# Tidbits from the High Table of Physics

This evening, I was lucky enough to dine with Brenda Penante, Stephane Launois, Lionel Mason, Nima Arkani-Hamed, Tom Lenagan and David Hernandez. Here for your delectation are some tidbits from the conversation.

• The power of the renormalisation group comes from the fact that the $1$-loop leading logarithm suffices to fix the leading logarithm at all loops. Here’s a reference.
• The BPHZ renormalisation scheme (widely seen in the physics community as superseded by the Wilsonian renormalisation group) has a fascinating Hopf algebra structure.
• The central irony of QFT is thus. IR divergences were discovered before UV divergences and “solved” almost instantly. Theorists then wrangled for a couple of decades over the UV divergences, before finally Wilson laid their qualms to rest. At this point the experimentalists came back and told them that it was the IR divergences that were the real problem again. (This remains true today, hence the motivation behind my work on soft theorems).
• IR divergences are a consequence of the Lorentzian signature. In Euclidean spacetime you have a clean separation of scales, but not so in our world. (Struggling to find a reference for this, anybody know of one?)
• The next big circular collider will probably have a circumference of 100km, reach energies 7 times that of the LHC and cost at least £20 billion.
• The Fourier transform of any polynomial in $cos(x)$ with roots at $\pm (2i+1) / (2n+1)$ for $1 \leq i \leq n-1$ has all positive coefficients. This is equivalent to the no-ghost theorem in string theory, proved by Peter Goddard, and seems to require some highly non-trivial machinery. (Again, does anyone have a reference?)

and finally

• Never, ever try to copy algebra into Mathematica late at night!

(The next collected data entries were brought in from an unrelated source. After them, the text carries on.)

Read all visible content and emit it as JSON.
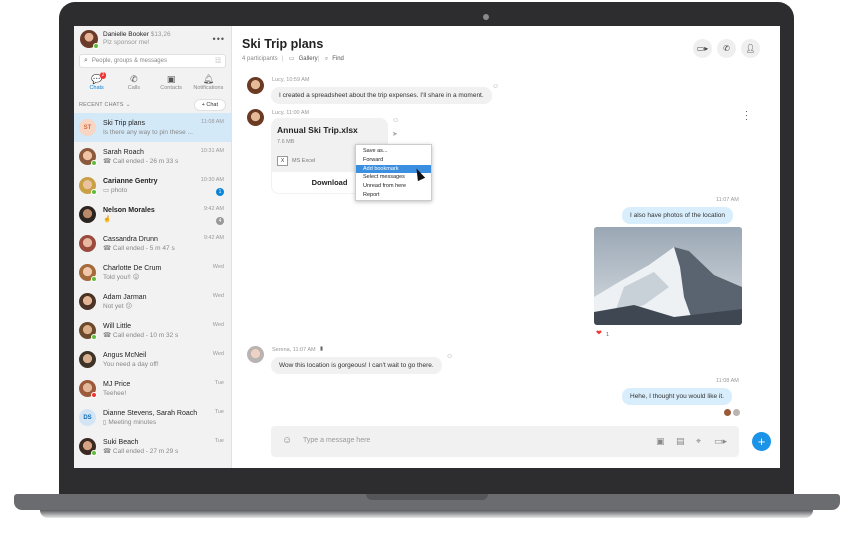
{
  "profile": {
    "name": "Danielle Booker",
    "balance": "$13,26",
    "status": "Plz sponsor me!"
  },
  "search": {
    "placeholder": "People, groups & messages"
  },
  "nav": {
    "tabs": [
      {
        "label": "Chats",
        "badge": "2"
      },
      {
        "label": "Calls"
      },
      {
        "label": "Contacts"
      },
      {
        "label": "Notifications"
      }
    ]
  },
  "recent": {
    "label": "RECENT CHATS",
    "new_chat": "+ Chat"
  },
  "chats": [
    {
      "name": "Ski Trip plans",
      "preview": "Is there any way to pin these ...",
      "time": "11:08 AM",
      "initials": "ST"
    },
    {
      "name": "Sarah Roach",
      "preview": "Call ended - 26 m 33 s",
      "time": "10:31 AM"
    },
    {
      "name": "Carianne Gentry",
      "preview": "photo",
      "time": "10:30 AM",
      "unread": "1"
    },
    {
      "name": "Nelson Morales",
      "preview": "🤞",
      "time": "9:42 AM",
      "unread": "4"
    },
    {
      "name": "Cassandra Drunn",
      "preview": "Call ended - 5 m 47 s",
      "time": "9:42 AM"
    },
    {
      "name": "Charlotte De Crum",
      "preview": "Told you!! 😛",
      "time": "Wed"
    },
    {
      "name": "Adam Jarman",
      "preview": "Not yet 😕",
      "time": "Wed"
    },
    {
      "name": "Will Little",
      "preview": "Call ended - 10 m 32 s",
      "time": "Wed"
    },
    {
      "name": "Angus McNeil",
      "preview": "You need a day off!",
      "time": "Wed"
    },
    {
      "name": "MJ Price",
      "preview": "Teehee!",
      "time": "Tue"
    },
    {
      "name": "Dianne Stevens, Sarah Roach",
      "preview": "Meeting minutes",
      "time": "Tue",
      "initials": "DS"
    },
    {
      "name": "Suki Beach",
      "preview": "Call ended - 27 m 29 s",
      "time": "Tue"
    }
  ],
  "conversation": {
    "title": "Ski Trip plans",
    "participants": "4 participants",
    "gallery": "Gallery",
    "find": "Find",
    "messages": {
      "m1_meta": "Lucy, 10:59 AM",
      "m1_text": "I created a spreadsheet about the trip expenses. I'll share in a moment.",
      "m2_meta": "Lucy, 11:00 AM",
      "file_name": "Annual Ski Trip.xlsx",
      "file_size": "7.6 MB",
      "file_app": "MS Excel",
      "file_download": "Download",
      "m3_time": "11:07 AM",
      "m3_text": "I also have photos of the location",
      "photo_reactions": "1",
      "m4_meta": "Serena, 11:07 AM",
      "m4_text": "Wow this location is gorgeous! I can't wait to go there.",
      "m5_time": "11:08 AM",
      "m5_text": "Hehe, I thought you would like it."
    },
    "context_menu": [
      "Save as...",
      "Forward",
      "Add bookmark",
      "Select messages",
      "Unread from here",
      "Report"
    ],
    "context_highlight": "Add bookmark",
    "composer_placeholder": "Type a message here"
  },
  "colors": {
    "accent": "#1b93e6",
    "selected_chat": "#d4e9f8",
    "my_bubble": "#d9eefc"
  }
}
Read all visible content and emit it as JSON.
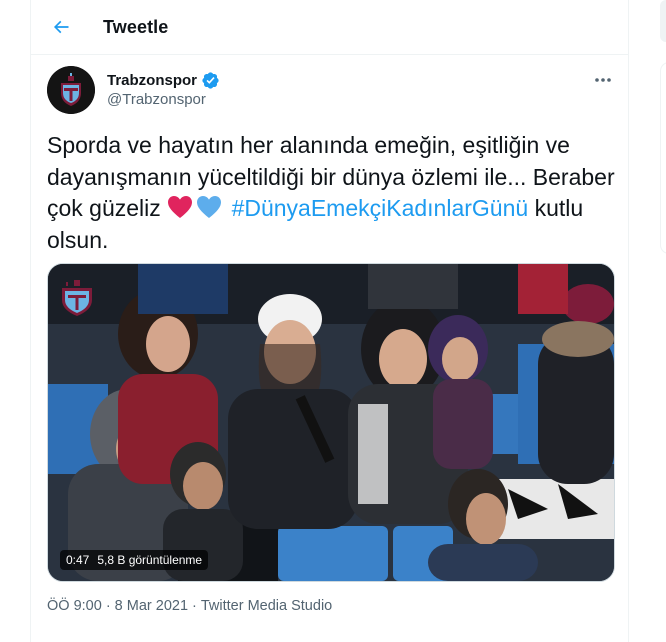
{
  "header": {
    "title": "Tweetle"
  },
  "author": {
    "name": "Trabzonspor",
    "handle": "@Trabzonspor"
  },
  "tweet": {
    "line1": "Sporda ve hayatın her alanında emeğin, eşitliğin ve",
    "line2": "dayanışmanın yüceltildiği bir dünya özlemi ile... Beraber",
    "line3_prefix": "çok güzeliz",
    "hashtag": "#DünyaEmekçiKadınlarGünü",
    "line3_suffix": "kutlu",
    "line4": "olsun.",
    "emoji": [
      "red-heart",
      "blue-heart"
    ]
  },
  "media": {
    "type": "video",
    "duration": "0:47",
    "views": "5,8 B görüntülenme"
  },
  "meta": {
    "time": "ÖÖ 9:00",
    "separator1": "·",
    "date": "8 Mar 2021",
    "separator2": "·",
    "source": "Twitter Media Studio"
  },
  "colors": {
    "accent": "#1d9bf0",
    "text": "#0f1419",
    "secondary": "#536471",
    "heart_red": "#e0245e",
    "heart_blue": "#5dadec",
    "club_maroon": "#7d1c3a",
    "club_blue": "#6cb4e4"
  },
  "icons": {
    "back": "arrow-left-icon",
    "verified": "verified-badge-icon",
    "more": "more-horizontal-icon"
  }
}
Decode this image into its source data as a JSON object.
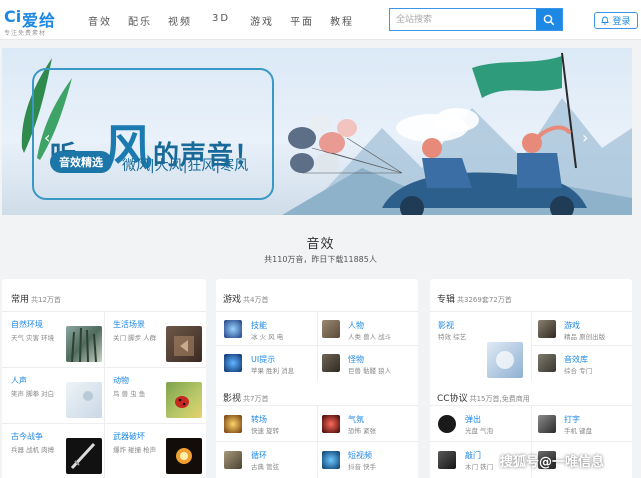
{
  "header": {
    "logo_mark": "Ci",
    "logo_text": "爱给",
    "logo_sub": "专注免费素材",
    "nav": [
      "音效",
      "配乐",
      "视频",
      "3D",
      "游戏",
      "平面",
      "教程"
    ],
    "search_placeholder": "全站搜索",
    "login_label": "登录"
  },
  "banner": {
    "title_a": "听，",
    "title_big": "风",
    "title_b": "的声音！",
    "tag": "音效精选",
    "winds": "微风|大风|狂风|寒风",
    "prev": "‹",
    "next": "›",
    "dot_count": 6,
    "active_dot": 2
  },
  "section": {
    "title": "音效",
    "subtitle": "共110万音，昨日下载11885人"
  },
  "cards": {
    "common": {
      "title": "常用",
      "count": "共12万首",
      "items": [
        {
          "title": "自然环境",
          "desc": "天气 灾害 环境"
        },
        {
          "title": "生活场景",
          "desc": "关门 脚步 人群"
        },
        {
          "title": "人声",
          "desc": "笑声 脚拳 对白"
        },
        {
          "title": "动物",
          "desc": "鸟 兽 虫 鱼"
        },
        {
          "title": "古今战争",
          "desc": "兵器 战机 肉搏"
        },
        {
          "title": "武器破坏",
          "desc": "爆炸 碰撞 枪声"
        }
      ]
    },
    "game": {
      "title": "游戏",
      "count": "共4万首",
      "items": [
        {
          "title": "技能",
          "desc": "冰 火 风 电"
        },
        {
          "title": "人物",
          "desc": "人类 兽人 战斗"
        },
        {
          "title": "UI提示",
          "desc": "苹果 胜利 消息"
        },
        {
          "title": "怪物",
          "desc": "巨兽 骷髅 狼人"
        }
      ],
      "video_title": "影视",
      "video_count": "共7万首",
      "video_items": [
        {
          "title": "转场",
          "desc": "快速 旋转"
        },
        {
          "title": "气氛",
          "desc": "恐怖 紧张"
        },
        {
          "title": "循环",
          "desc": "古典 管弦"
        },
        {
          "title": "短视频",
          "desc": "抖音 快手"
        }
      ]
    },
    "album": {
      "title": "专辑",
      "count": "共3269套72万首",
      "items": [
        {
          "title": "影视",
          "desc": "特效 综艺"
        },
        {
          "title": "游戏",
          "desc": "精品 原创出版"
        },
        {
          "title": "音效库",
          "desc": "综合 专门"
        }
      ],
      "cc_title": "CC协议",
      "cc_count": "共15万首,免费商用",
      "cc_items": [
        {
          "title": "弹出",
          "desc": "光盘 气泡"
        },
        {
          "title": "打字",
          "desc": "手机 键盘"
        },
        {
          "title": "敲门",
          "desc": "木门 铁门"
        },
        {
          "title": "",
          "desc": ""
        }
      ]
    }
  },
  "watermark": "搜狐号@一唯信息"
}
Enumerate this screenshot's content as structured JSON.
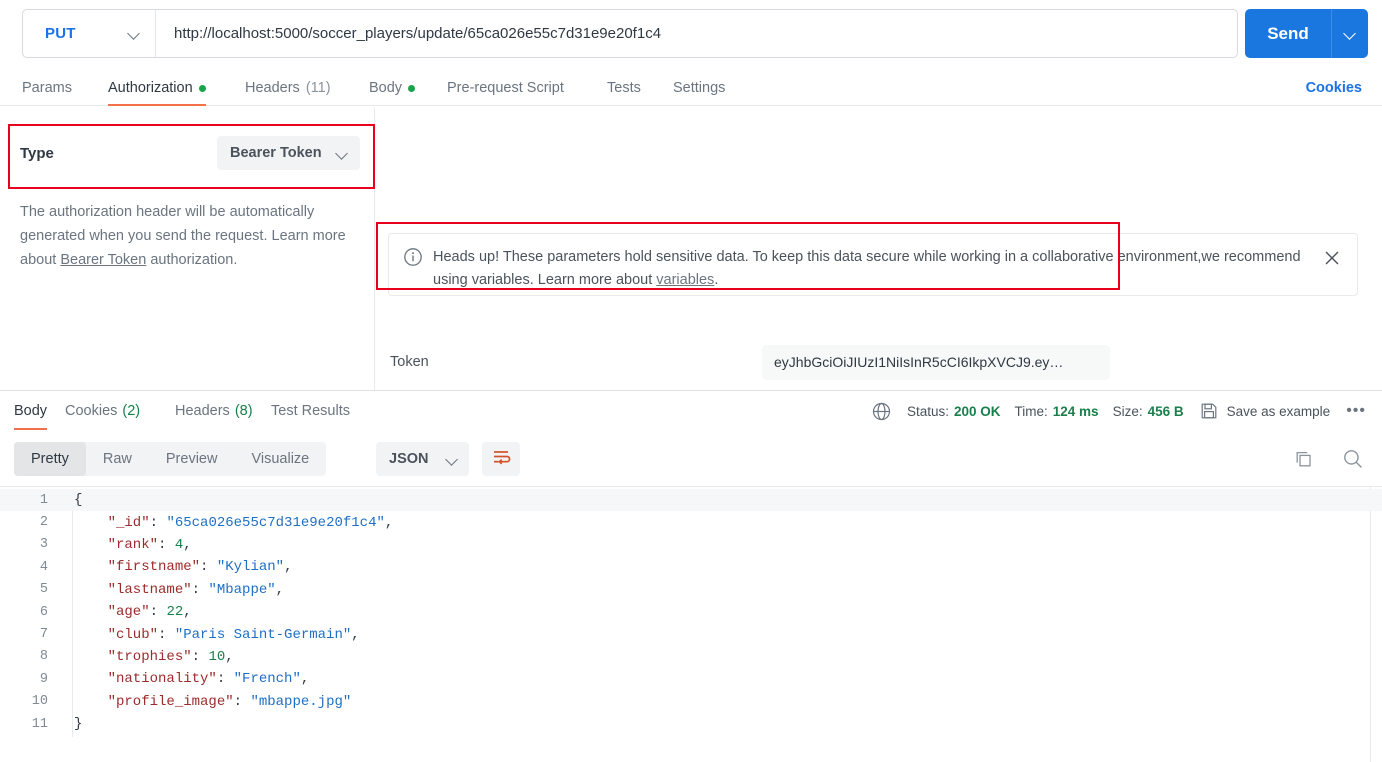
{
  "request": {
    "method": "PUT",
    "url": "http://localhost:5000/soccer_players/update/65ca026e55c7d31e9e20f1c4",
    "send_label": "Send",
    "tabs": [
      {
        "label": "Params",
        "active": false,
        "dot": false,
        "count": ""
      },
      {
        "label": "Authorization",
        "active": true,
        "dot": true,
        "count": ""
      },
      {
        "label": "Headers",
        "active": false,
        "dot": false,
        "count": "(11)"
      },
      {
        "label": "Body",
        "active": false,
        "dot": true,
        "count": ""
      },
      {
        "label": "Pre-request Script",
        "active": false,
        "dot": false,
        "count": ""
      },
      {
        "label": "Tests",
        "active": false,
        "dot": false,
        "count": ""
      },
      {
        "label": "Settings",
        "active": false,
        "dot": false,
        "count": ""
      }
    ],
    "cookies_link": "Cookies"
  },
  "auth": {
    "type_label": "Type",
    "type_value": "Bearer Token",
    "help_prefix": "The authorization header will be automatically generated when you send the request. Learn more about ",
    "help_link": "Bearer Token",
    "help_suffix": " authorization.",
    "banner": {
      "text_prefix": "Heads up! These parameters hold sensitive data. To keep this data secure while working in a collaborative environment,we recommend using variables. Learn more about ",
      "link": "variables",
      "text_suffix": "."
    },
    "token_label": "Token",
    "token_value": "eyJhbGciOiJIUzI1NiIsInR5cCI6IkpXVCJ9.ey…"
  },
  "response": {
    "tabs": [
      {
        "label": "Body",
        "count": "",
        "active": true
      },
      {
        "label": "Cookies",
        "count": "(2)",
        "active": false
      },
      {
        "label": "Headers",
        "count": "(8)",
        "active": false
      },
      {
        "label": "Test Results",
        "count": "",
        "active": false
      }
    ],
    "status_label": "Status:",
    "status_value": "200 OK",
    "time_label": "Time:",
    "time_value": "124 ms",
    "size_label": "Size:",
    "size_value": "456 B",
    "save_example_label": "Save as example",
    "view_modes": [
      "Pretty",
      "Raw",
      "Preview",
      "Visualize"
    ],
    "view_mode_active": "Pretty",
    "format": "JSON",
    "body": {
      "lines": [
        {
          "num": "1",
          "tokens": [
            {
              "t": "{",
              "c": "p"
            }
          ]
        },
        {
          "num": "2",
          "tokens": [
            {
              "t": "    \"_id\"",
              "c": "k"
            },
            {
              "t": ": ",
              "c": "p"
            },
            {
              "t": "\"65ca026e55c7d31e9e20f1c4\"",
              "c": "s"
            },
            {
              "t": ",",
              "c": "p"
            }
          ]
        },
        {
          "num": "3",
          "tokens": [
            {
              "t": "    \"rank\"",
              "c": "k"
            },
            {
              "t": ": ",
              "c": "p"
            },
            {
              "t": "4",
              "c": "n"
            },
            {
              "t": ",",
              "c": "p"
            }
          ]
        },
        {
          "num": "4",
          "tokens": [
            {
              "t": "    \"firstname\"",
              "c": "k"
            },
            {
              "t": ": ",
              "c": "p"
            },
            {
              "t": "\"Kylian\"",
              "c": "s"
            },
            {
              "t": ",",
              "c": "p"
            }
          ]
        },
        {
          "num": "5",
          "tokens": [
            {
              "t": "    \"lastname\"",
              "c": "k"
            },
            {
              "t": ": ",
              "c": "p"
            },
            {
              "t": "\"Mbappe\"",
              "c": "s"
            },
            {
              "t": ",",
              "c": "p"
            }
          ]
        },
        {
          "num": "6",
          "tokens": [
            {
              "t": "    \"age\"",
              "c": "k"
            },
            {
              "t": ": ",
              "c": "p"
            },
            {
              "t": "22",
              "c": "n"
            },
            {
              "t": ",",
              "c": "p"
            }
          ]
        },
        {
          "num": "7",
          "tokens": [
            {
              "t": "    \"club\"",
              "c": "k"
            },
            {
              "t": ": ",
              "c": "p"
            },
            {
              "t": "\"Paris Saint-Germain\"",
              "c": "s"
            },
            {
              "t": ",",
              "c": "p"
            }
          ]
        },
        {
          "num": "8",
          "tokens": [
            {
              "t": "    \"trophies\"",
              "c": "k"
            },
            {
              "t": ": ",
              "c": "p"
            },
            {
              "t": "10",
              "c": "n"
            },
            {
              "t": ",",
              "c": "p"
            }
          ]
        },
        {
          "num": "9",
          "tokens": [
            {
              "t": "    \"nationality\"",
              "c": "k"
            },
            {
              "t": ": ",
              "c": "p"
            },
            {
              "t": "\"French\"",
              "c": "s"
            },
            {
              "t": ",",
              "c": "p"
            }
          ]
        },
        {
          "num": "10",
          "tokens": [
            {
              "t": "    \"profile_image\"",
              "c": "k"
            },
            {
              "t": ": ",
              "c": "p"
            },
            {
              "t": "\"mbappe.jpg\"",
              "c": "s"
            }
          ]
        },
        {
          "num": "11",
          "tokens": [
            {
              "t": "}",
              "c": "p"
            }
          ]
        }
      ]
    }
  },
  "colors": {
    "accent_orange": "#f2714a",
    "link_blue": "#1b72e8",
    "send_blue": "#1b77e0",
    "green": "#1aa34a",
    "status_green": "#1a7f4b",
    "annotation_red": "#e8001c",
    "json_key": "#9c2b2b",
    "json_string": "#1f6fc4",
    "json_number": "#1a7f4b"
  }
}
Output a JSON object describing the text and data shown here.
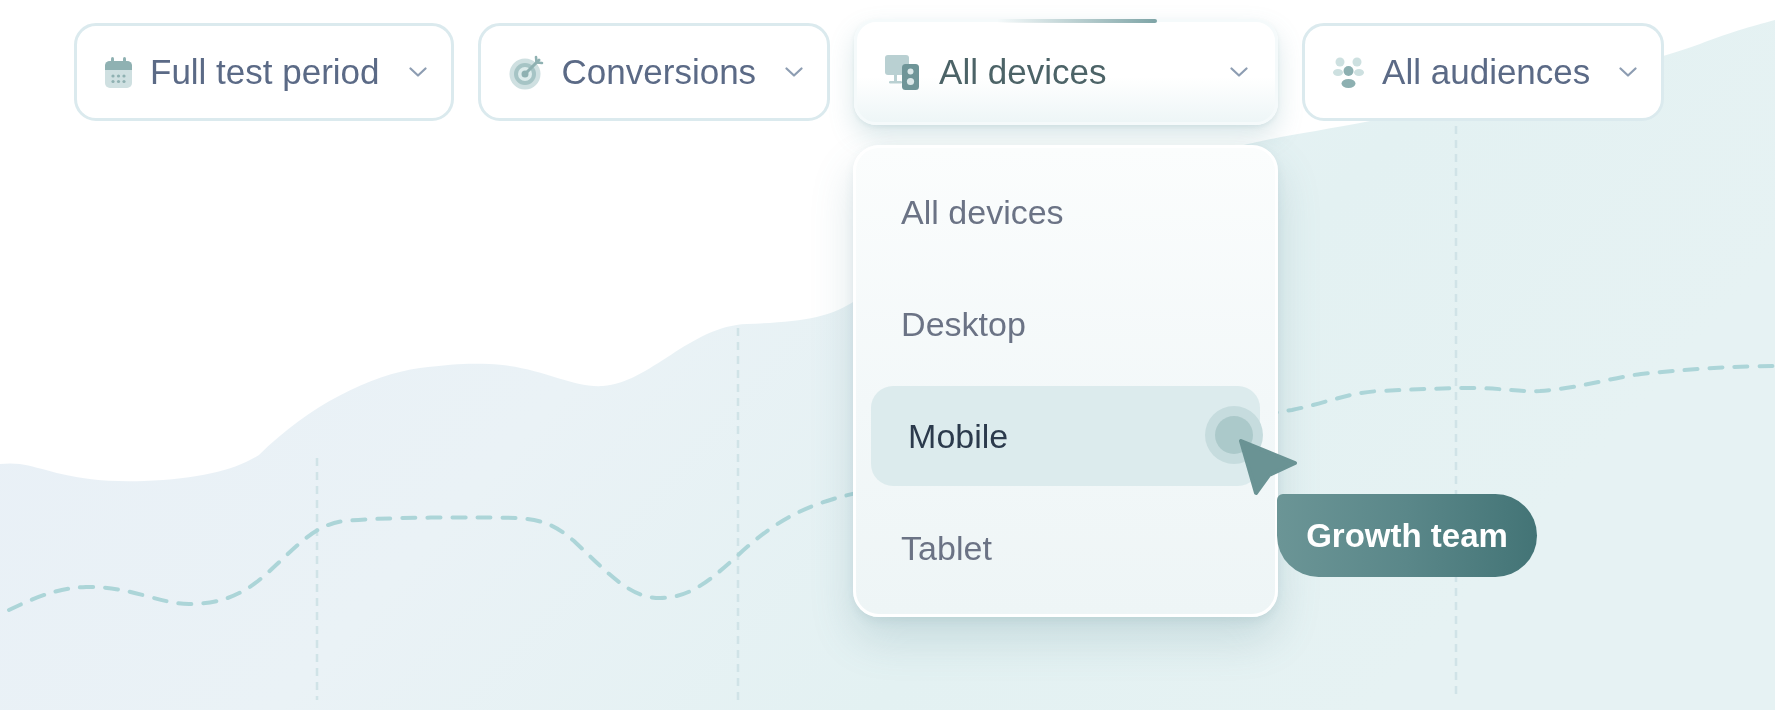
{
  "filters": [
    {
      "kind": "calendar",
      "label": "Full test period",
      "open": false
    },
    {
      "kind": "target",
      "label": "Conversions",
      "open": false
    },
    {
      "kind": "devices",
      "label": "All devices",
      "open": true,
      "options": [
        {
          "label": "All devices",
          "highlighted": false
        },
        {
          "label": "Desktop",
          "highlighted": false
        },
        {
          "label": "Mobile",
          "highlighted": true
        },
        {
          "label": "Tablet",
          "highlighted": false
        }
      ]
    },
    {
      "kind": "audience",
      "label": "All audiences",
      "open": false
    }
  ],
  "cursor": {
    "label": "Growth team"
  }
}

## One thought on “Tidbits from the High Table of Physics”

1. Lorenz says:

“IR divergences are a consequence of the Lorentzian signature.”
Could you maybe elaborate a little more? I was taught that they stem from massless particles in the theory. In particular, on also needs to regularize the QFTs used in Condensed Matter in the IR once you have massless excitations.
Or is your point that there the usual ways to deal with it pose no problem as there is a “clean separation of scales”?